By Dr. George Goodheart
Summary: Given the physiological overlap of many animal species, it is not surprising that the fields of veterinary science and human nutrition have often illumined each another. One example of such discovery is discussed here by famed chiropractor Dr. George Goodheart, who describes how he came to use the trace mineral manganese as a successful nutritional adjunct in treating disc lesions. While observing a surgery to repair a slipped disc in a patient, he recounts, he noticed that the ligaments around the patient’s disc were exceedingly limp. After he then treated a patient for a recurring sprained ankle—caused, he suspected, by a loose tendon—it struck him that the lack of tone in the connective tissue in these cases was reminiscent of perosis, the famous “slipped tendon” disease in chickens. Manganese being a known veterinary cure for perosis, Dr. Goodheart began to administering the mineral to his disc patients with great success, and when he shared his therapy with colleagues, they observed too a marked improvement in the recovery rate of patients with disc lesions. It is the kind of “outside the box” thinking that made Dr. Goodheart, who introduced the method of Applied Kinesiology to the world, such a brilliant health practitioner. From the Journal of the National Chiropractic Association, 1954. Reprinted by the Lee Foundation for Nutritional Research.
By Howard H. Hillemann, PhD
Summary: In this lecture from 1958, Oregon State professor Dr. Howard Hillemann breaks down the number of birth defects occurring in the United States by cause, noting in particular the increasing numbers of defects attributable to environmental chemicals, food additives, and prenatal malnutrition. The report includes a comprehensive discussion of the role of vitamins and minerals in prenatal nutrition, addressing each nutrient individually. Published by the Lee Foundation for Nutritional Research, reprint 66B, 1958.
By Warren L. Anderson
Summary: A three-part report on the important effects of trace minerals in soil, livestock, and humans. At the time of these articles, in 1949, the macro minerals—calcium, phosphorus, and potassium—were fairly well understood in terms of plant growth.
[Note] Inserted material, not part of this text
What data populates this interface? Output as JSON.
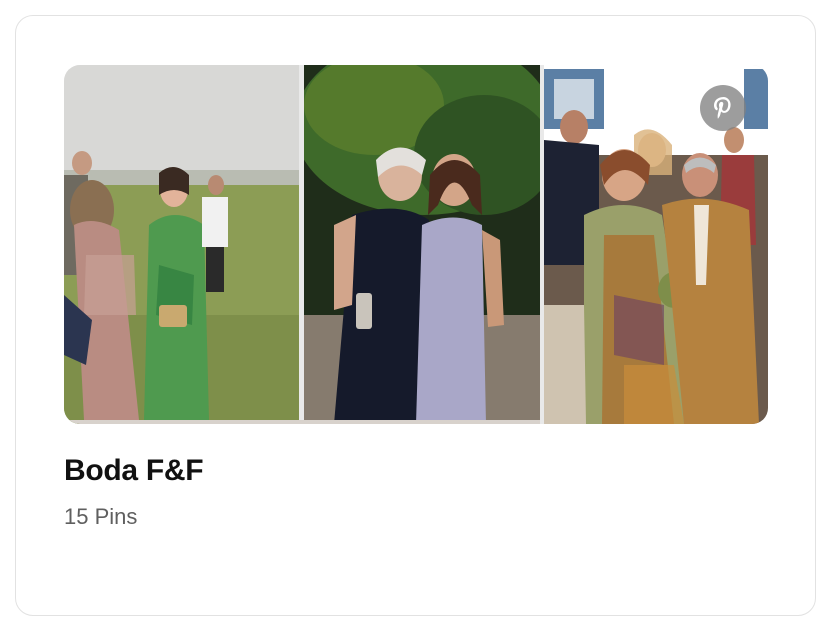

On the other hand, the trace minerals, e.g., iodine, zinc, copper, manganese, iron, etc., were poorly understood until research like this began to appear. The role of trace minerals in the formation of nutrients such as cobalt and vitamin B12 had only just been discovered. This knowledgeable author shows the insidious effects and unsuspected diseases in plants, livestock, and humans caused by trace mineral deficiencies. From Hoard’s Dairyman magazine. Reprint 71, 1949.